Grudgingly, the family agreed that the TV could come as long as it lived in one of the detached sleeping cabins, rather than the main living room. The fact that reception there is not great, and thus TV watching would tend to be an activity of last resort smoothed things over as well.

But the poor reception did limit the usefulness of the set considerably, so the next year I proposed the addition of a VCR. Most of the kids (and adults) who frequent the place have a few tapes, and there's a video rental outfit not too far away, so I figured this would be the solution to the otherwise snowy pictures.

Again, my ulterior motive was to clear out a corner of my basement, where my first VCR has been gathering dust for years. In fact, it was broken, but I suspected that the problem was minor and mechanical; if it could be made to run without costing a bundle, it would be ideal for the cottage (it and the Trinitron had constituted my video system for years, so I knew they were a good match). Sixty bucks worth of belts and cleaning later, and it was off to the lake.

While it was still here, however, I played with it for a couple of hours, as a matter of technical nostalgia. Compared to today's machines, the mechanical controls were remarkably clunky and the functions offered very primitive. And the thing was huge: two modern VCRs could easily fit inside the box, which probably weighed in at something like forty pounds.

But in spite of its retro styling and limited amenities, it produced pictures as least as good as the current model I compared it to. And tinkering with it reminded me of what a revolution it represented.

In fact, my machine was a VHS model, produced by Hitachi in 1976. But in function and performance, it was preceded by the introduction of the really ground-breaking machine a year earlier, Sony's first Betamax.

An ongoing bit of mythology would have it that Beta was technically superior to VHS, and ultimately lost out because of more aggressive marketing by Panasonic and RCA and the others in the VHS camp. Even Sony never really made that claim, but any technical edge it may have had would have been tiny, and insufficient to raise the picture quality out of the "lousy" range. Both systems were designed to produce the minimum acceptable quality, given the low-res TV sets of the day, in order to keep costs down.

Sony made a fundamental miscalculation by designing a tape on which you couldn't record a whole movie. When JVC introduced VHS the next year, it used a larger cassette which could hold two hours of material -- enough for most movies. Beta retooled to catch up, but never really did, and as both systems introduced slower speeds for longer recording times, VHS always had more.

In the end, the movie industry decided there was a buck to be made in video, but hated the notion of producing their wares in two forms, so they backed the one with the largest manufacturing support, VHS.

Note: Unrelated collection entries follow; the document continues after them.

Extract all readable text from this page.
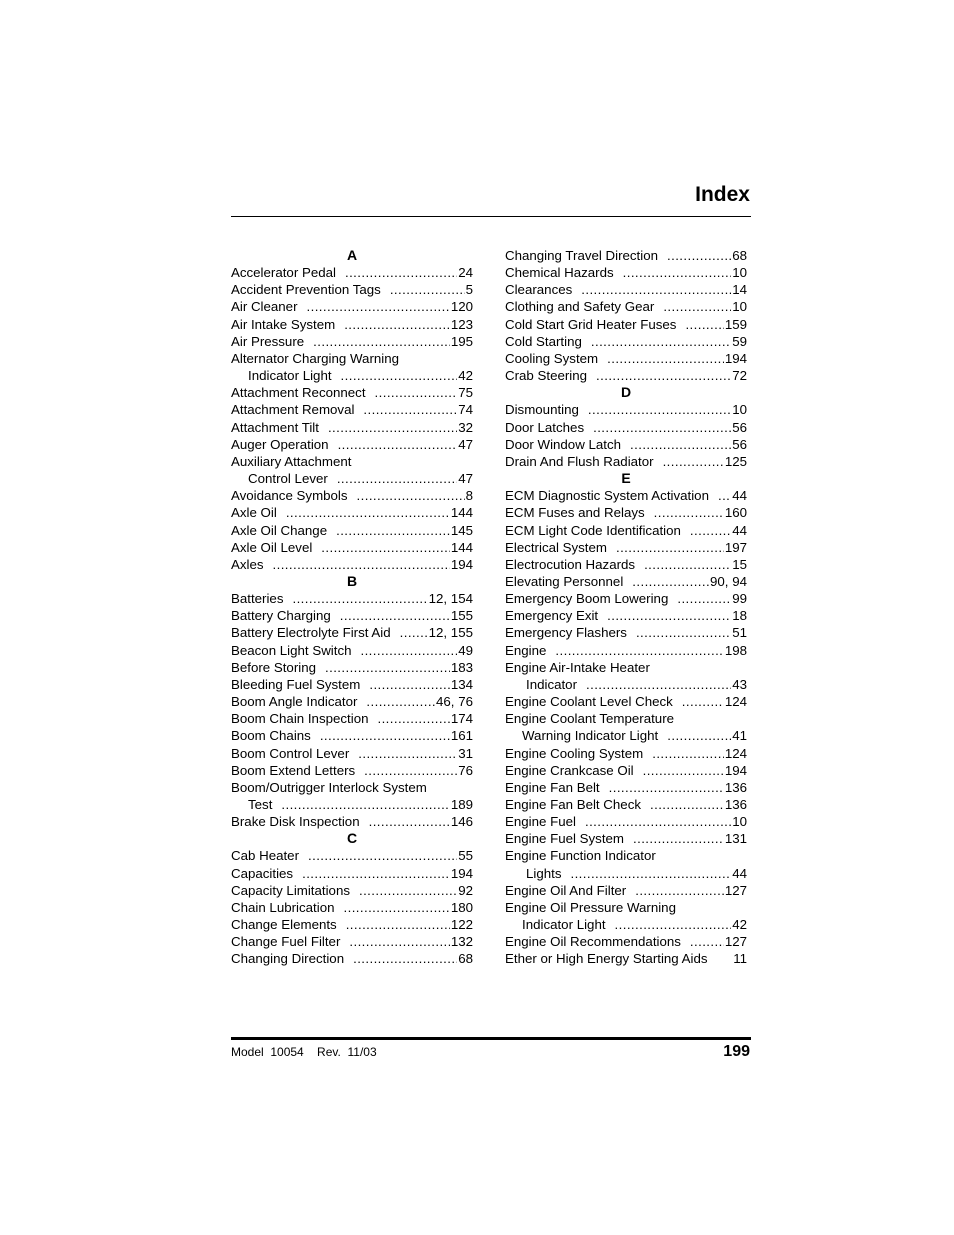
Index
A
Accelerator Pedal .....	24
Accident Prevention Tags .....	5
Air Cleaner .....	120
Air Intake System .....	123
Air Pressure .....	195
Alternator Charging Warning
Indicator Light .....	42
Attachment Reconnect .....	75
Attachment Removal .....	74
Attachment Tilt .....	32
Auger Operation .....	47
Auxiliary Attachment
Control Lever .....	47
Avoidance Symbols .....	8
Axle Oil .....	144
Axle Oil Change .....	145
Axle Oil Level .....	144
Axles .....	194
B
Batteries .....	12, 154
Battery Charging .....	155
Battery Electrolyte First Aid .....	12, 155
Beacon Light Switch .....	49
Before Storing .....	183
Bleeding Fuel System .....	134
Boom Angle Indicator .....	46, 76
Boom Chain Inspection .....	174
Boom Chains .....	161
Boom Control Lever .....	31
Boom Extend Letters .....	76
Boom/Outrigger Interlock System
Test .....	189
Brake Disk Inspection .....	146
C
Cab Heater .....	55
Capacities .....	194
Capacity Limitations .....	92
Chain Lubrication .....	180
Change Elements .....	122
Change Fuel Filter .....	132
Changing Direction .....	68
Changing Travel Direction .....	68
Chemical Hazards .....	10
Clearances .....	14
Clothing and Safety Gear .....	10
Cold Start Grid Heater Fuses .....	159
Cold Starting .....	59
Cooling System .....	194
Crab Steering .....	72
D
Dismounting .....	10
Door Latches .....	56
Door Window Latch .....	56
Drain And Flush Radiator .....	125
E
ECM Diagnostic System Activation ..... 44
ECM Fuses and Relays .....	160
ECM Light Code Identification .....	44
Electrical System .....	197
Electrocution Hazards .....	15
Elevating Personnel .....	90, 94
Emergency Boom Lowering .....	99
Emergency Exit .....	18
Emergency Flashers .....	51
Engine .....	198
Engine Air-Intake Heater
Indicator .....	43
Engine Coolant Level Check .....	124
Engine Coolant Temperature
Warning Indicator Light .....	41
Engine Cooling System .....	124
Engine Crankcase Oil .....	194
Engine Fan Belt .....	136
Engine Fan Belt Check .....	136
Engine Fuel .....	10
Engine Fuel System .....	131
Engine Function Indicator
Lights .....	44
Engine Oil And Filter .....	127
Engine Oil Pressure Warning
Indicator Light .....	42
Engine Oil Recommendations .....	127
Ether or High Energy Starting Aids 11
Model  10054    Rev.  11/03	199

By the same token, Sony led the way in producing technical upgrades that would substantially improve picture quality -- and VHS followed suit, more or less -- but Hollywood wouldn't play, and refused to release anything in the higher-quality formats, which is why my 1976 recorder produces pictures (but not sound) equal to a 2001 machine.

But none of that takes away from the innovations Sony incorporated in that first Betamax, which created and shaped a whole industry.

Many of these had to do with the matter of getting information on and off the tape, but I think the most inspired thinking went into interfacing the machine with the sort of equipment consumers already had. Television sets of those days had no outputs at all and only an antenna terminal for input, so it was no small endeavor to get the VCR to work with a set.

Playback was no big deal: the VCR contained a circuit that took the line-level video and simulated a TV signal that could be fed to a set's antenna terminals. But it didn't work the other way, so the VCR could only record signals off air if it had its own built-in tuner. By feeding the antenna (or cable) signal through the VCR to the TV, you could record a program while watching it, or use a bypass switch to record one program while watching another, or use a built-in timer to record a program while you were away. All of these functions were incorporated in the very first Betamax...and every VCR made since. And they required no modification of existing equipment.

Which is why my 1976 VCR will work just fine with my 1975 television set, and why my smaller relatives will be able to watch 102 Dalmations on a blustery day by the side of the lake.